I ran across one of my all-time favorite Walter Rauschenbusch quotes yesterday… Here is that quote with a few other observations from his book, “A Theology for the Social Gospel.”
“Theology needs periodical rejuvenation. Its greatest danger is not mutilation but senility. It is strong and vital when it expresses in large reasonings what youthful religion feels and thinks. When people have to be indoctrinated laboriously in order to understand theology at all, it becomes a dead burden. The dogmas and theological ideas of the early Church were those ideas which at the time were needed to hold the Church together, to rally its forces, and to give it victorious energy against antagonistic powers. Today many of those ideas are without present significance. Our reverence for them is a kind of ancestor worship. To hold laboriously to a religious belief which does not hold us, is an attenuated form of asceticism; we chastise and starve our intellect to sanctify it by holy beliefs.”
Rauschenbusch notes that church rulers and the keepers of orthodoxy are generally in a defensive posture.
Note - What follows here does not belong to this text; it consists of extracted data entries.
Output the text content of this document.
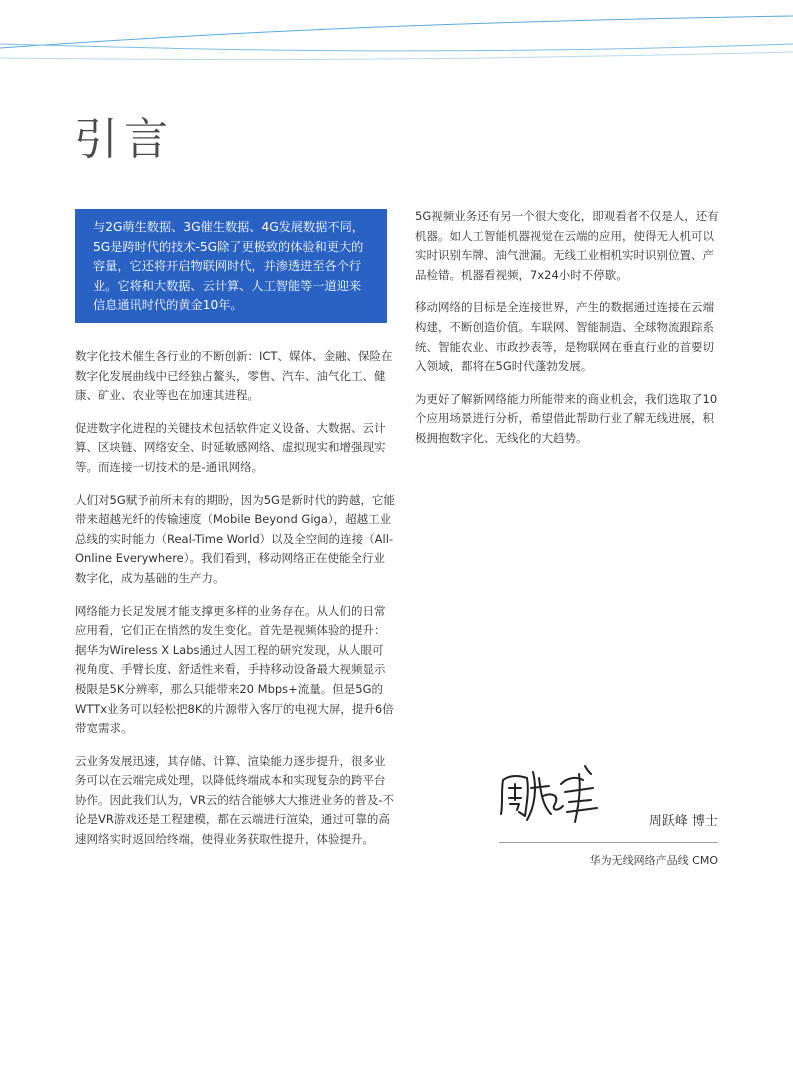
引言
与2G萌生数据、3G催生数据、4G发展数据不同，5G是跨时代的技术-5G除了更极致的体验和更大的容量，它还将开启物联网时代，并渗透进至各个行业。它将和大数据、云计算、人工智能等一道迎来信息通讯时代的黄金10年。

数字化技术催生各行业的不断创新：ICT、媒体、金融、保险在数字化发展曲线中已经独占鳌头，零售、汽车、油气化工、健康、矿业、农业等也在加速其进程。

促进数字化进程的关键技术包括软件定义设备、大数据、云计算、区块链、网络安全、时延敏感网络、虚拟现实和增强现实等。而连接一切技术的是-通讯网络。

人们对5G赋予前所未有的期盼，因为5G是新时代的跨越，它能带来超越光纤的传输速度（Mobile Beyond Giga），超越工业总线的实时能力（Real-Time World）以及全空间的连接（All-Online Everywhere）。我们看到，移动网络正在使能全行业数字化，成为基础的生产力。

网络能力长足发展才能支撑更多样的业务存在。从人们的日常应用看，它们正在悄然的发生变化。首先是视频体验的提升：据华为Wireless X Labs通过人因工程的研究发现，从人眼可视角度、手臂长度、舒适性来看，手持移动设备最大视频显示极限是5K分辨率，那么只能带来20 Mbps+流量。但是5G的WTTx业务可以轻松把8K的片源带入客厅的电视大屏，提升6倍带宽需求。

云业务发展迅速，其存储、计算、渲染能力逐步提升，很多业务可以在云端完成处理，以降低终端成本和实现复杂的跨平台协作。因此我们认为，VR云的结合能够大大推进业务的普及-不论是VR游戏还是工程建模，都在云端进行渲染，通过可靠的高速网络实时返回给终端，使得业务获取性提升，体验提升。

5G视频业务还有另一个很大变化，即观看者不仅是人，还有机器。如人工智能机器视觉在云端的应用，使得无人机可以实时识别车牌、油气泄漏。无线工业相机实时识别位置、产品检错。机器看视频，7x24小时不停歇。

移动网络的目标是全连接世界，产生的数据通过连接在云端构建，不断创造价值。车联网、智能制造、全球物流跟踪系统、智能农业、市政抄表等，是物联网在垂直行业的首要切入领域，都将在5G时代蓬勃发展。

为更好了解新网络能力所能带来的商业机会，我们选取了10个应用场景进行分析，希望借此帮助行业了解无线进展，积极拥抱数字化、无线化的大趋势。

周跃峰 博士
华为无线网络产品线 CMO
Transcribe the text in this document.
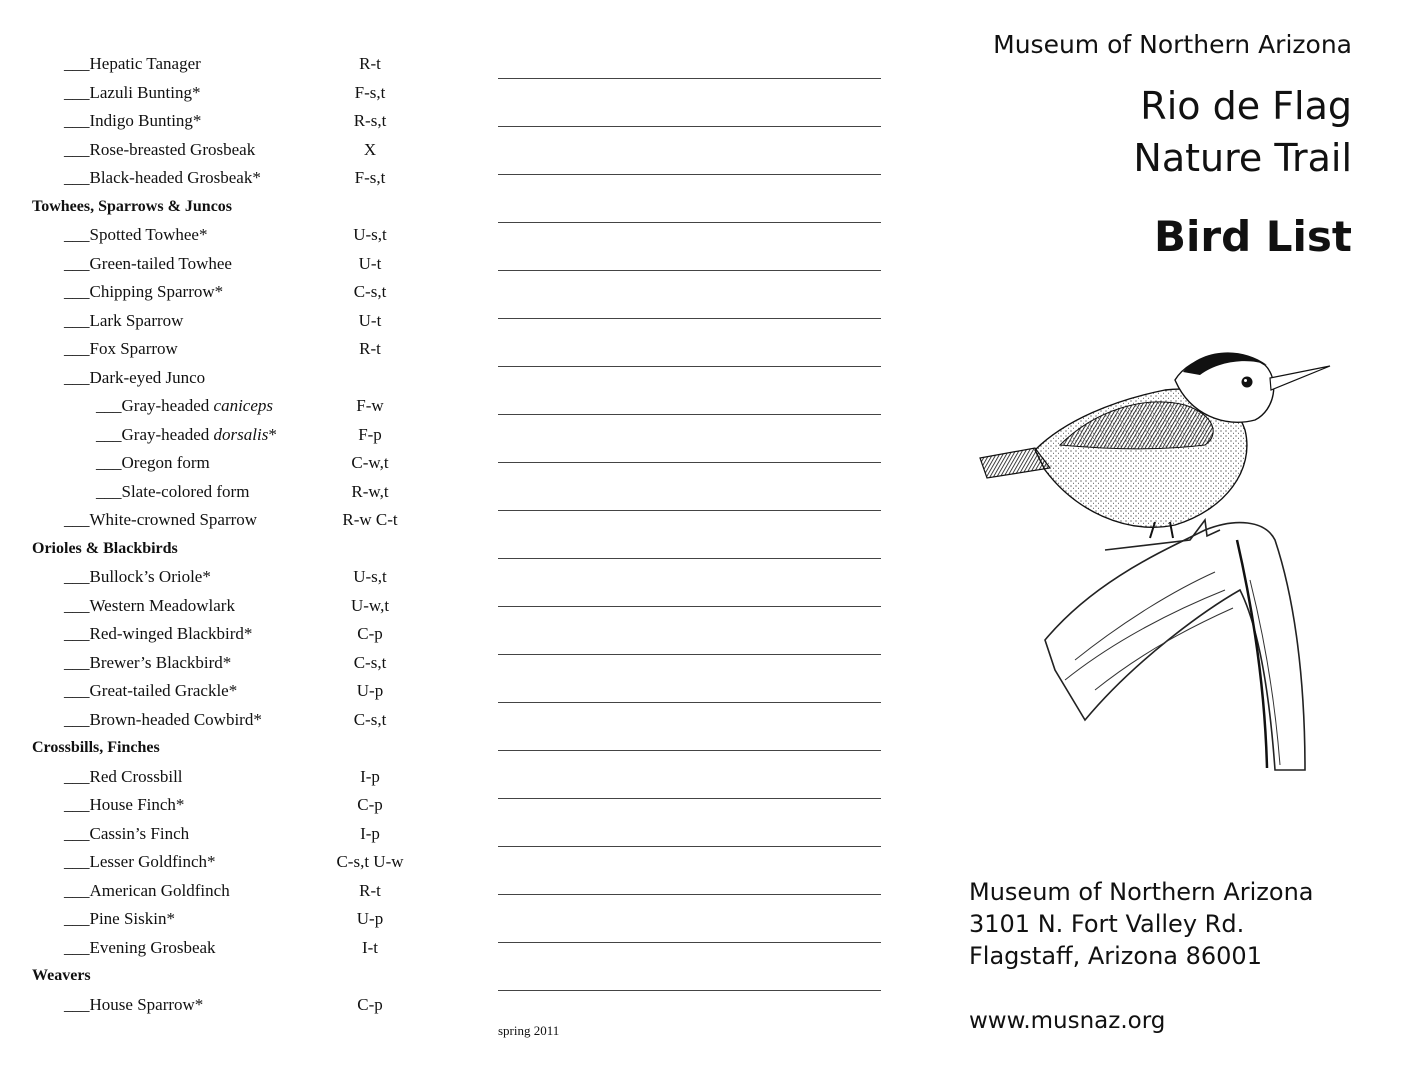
___Hepatic Tanager	R-t
___Lazuli Bunting*	F-s,t
___Indigo Bunting*	R-s,t
___Rose-breasted Grosbeak	X
___Black-headed Grosbeak*	F-s,t
Towhees, Sparrows & Juncos
___Spotted Towhee*	U-s,t
___Green-tailed Towhee	U-t
___Chipping Sparrow*	C-s,t
___Lark Sparrow	U-t
___Fox Sparrow	R-t
___Dark-eyed Junco
___Gray-headed caniceps	F-w
___Gray-headed dorsalis*	F-p
___Oregon form	C-w,t
___Slate-colored form	R-w,t
___White-crowned Sparrow	R-w C-t
Orioles & Blackbirds
___Bullock’s Oriole*	U-s,t
___Western Meadowlark	U-w,t
___Red-winged Blackbird*	C-p
___Brewer’s Blackbird*	C-s,t
___Great-tailed Grackle*	U-p
___Brown-headed Cowbird*	C-s,t
Crossbills, Finches
___Red Crossbill	I-p
___House Finch*	C-p
___Cassin’s Finch	I-p
___Lesser Goldfinch*	C-s,t U-w
___American Goldfinch	R-t
___Pine Siskin*	U-p
___Evening Grosbeak	I-t
Weavers
___House Sparrow*	C-p
spring 2011
Museum of Northern Arizona
Rio de Flag
Nature Trail
Bird List
Museum of Northern Arizona
3101 N. Fort Valley Rd.
Flagstaff, Arizona 86001
www.musnaz.org
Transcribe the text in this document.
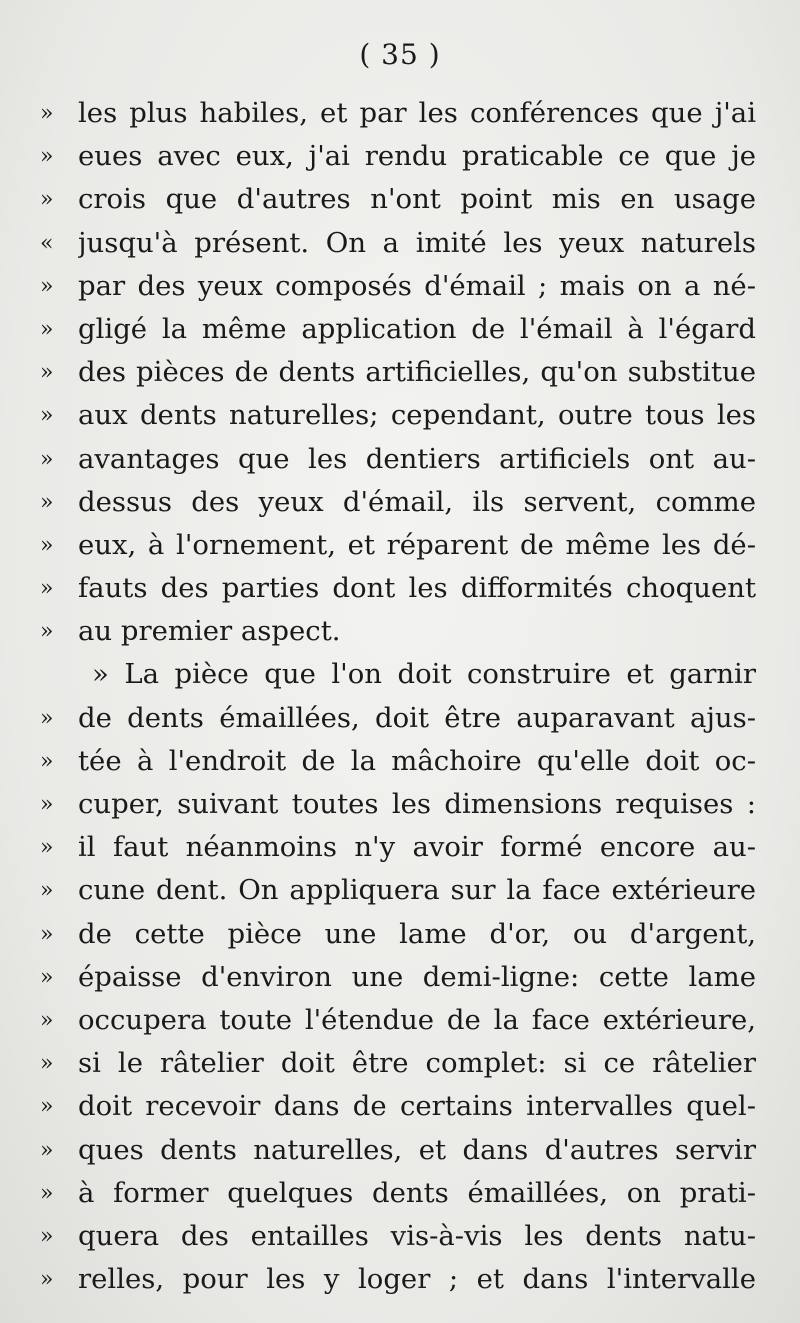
( 35 )
» les plus habiles, et par les conférences que j'ai
» eues avec eux, j'ai rendu praticable ce que je
» crois que d'autres n'ont point mis en usage
« jusqu'à présent. On a imité les yeux naturels
» par des yeux composés d'émail ; mais on a né-
» gligé la même application de l'émail à l'égard
» des pièces de dents artificielles, qu'on substitue
» aux dents naturelles; cependant, outre tous les
» avantages que les dentiers artificiels ont au-
» dessus des yeux d'émail, ils servent, comme
» eux, à l'ornement, et réparent de même les dé-
» fauts des parties dont les difformités choquent
» au premier aspect.
» La pièce que l'on doit construire et garnir
» de dents émaillées, doit être auparavant ajus-
» tée à l'endroit de la mâchoire qu'elle doit oc-
» cuper, suivant toutes les dimensions requises :
» il faut néanmoins n'y avoir formé encore au-
» cune dent. On appliquera sur la face extérieure
» de cette pièce une lame d'or, ou d'argent,
» épaisse d'environ une demi-ligne: cette lame
» occupera toute l'étendue de la face extérieure,
» si le râtelier doit être complet: si ce râtelier
» doit recevoir dans de certains intervalles quel-
» ques dents naturelles, et dans d'autres servir
» à former quelques dents émaillées, on prati-
» quera des entailles vis-à-vis les dents natu-
» relles, pour les y loger ; et dans l'intervalle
But He points out that “the great religious thinkers who created theology were always leaders who were shaping ideas to meet actual situations.” P.13. He cites Paul’s inclusion of the Gentiles and Luther’s justification by faith as two obvious examples.
Rauschenbusch recognizes the inherent link between Christianity and ethics. He exposes the distortions which inevitably result from non-ethically concerned forms of Christian religious practice. Those forms “nearly all centre on the winning of heaven and immortality. On the other hand, the Kingdom of God can be established by nothing except righteous life and action.” P.15.
I know that Rauschenbusch’s whole project was funded by an over-confidence in human ability to usher in the kingdom of God which was thoroughly discredited by Auschwitz and the atomic bomb. However, I still find much in his old Baptist theology which I can learn from, especially when he hones in on praxis.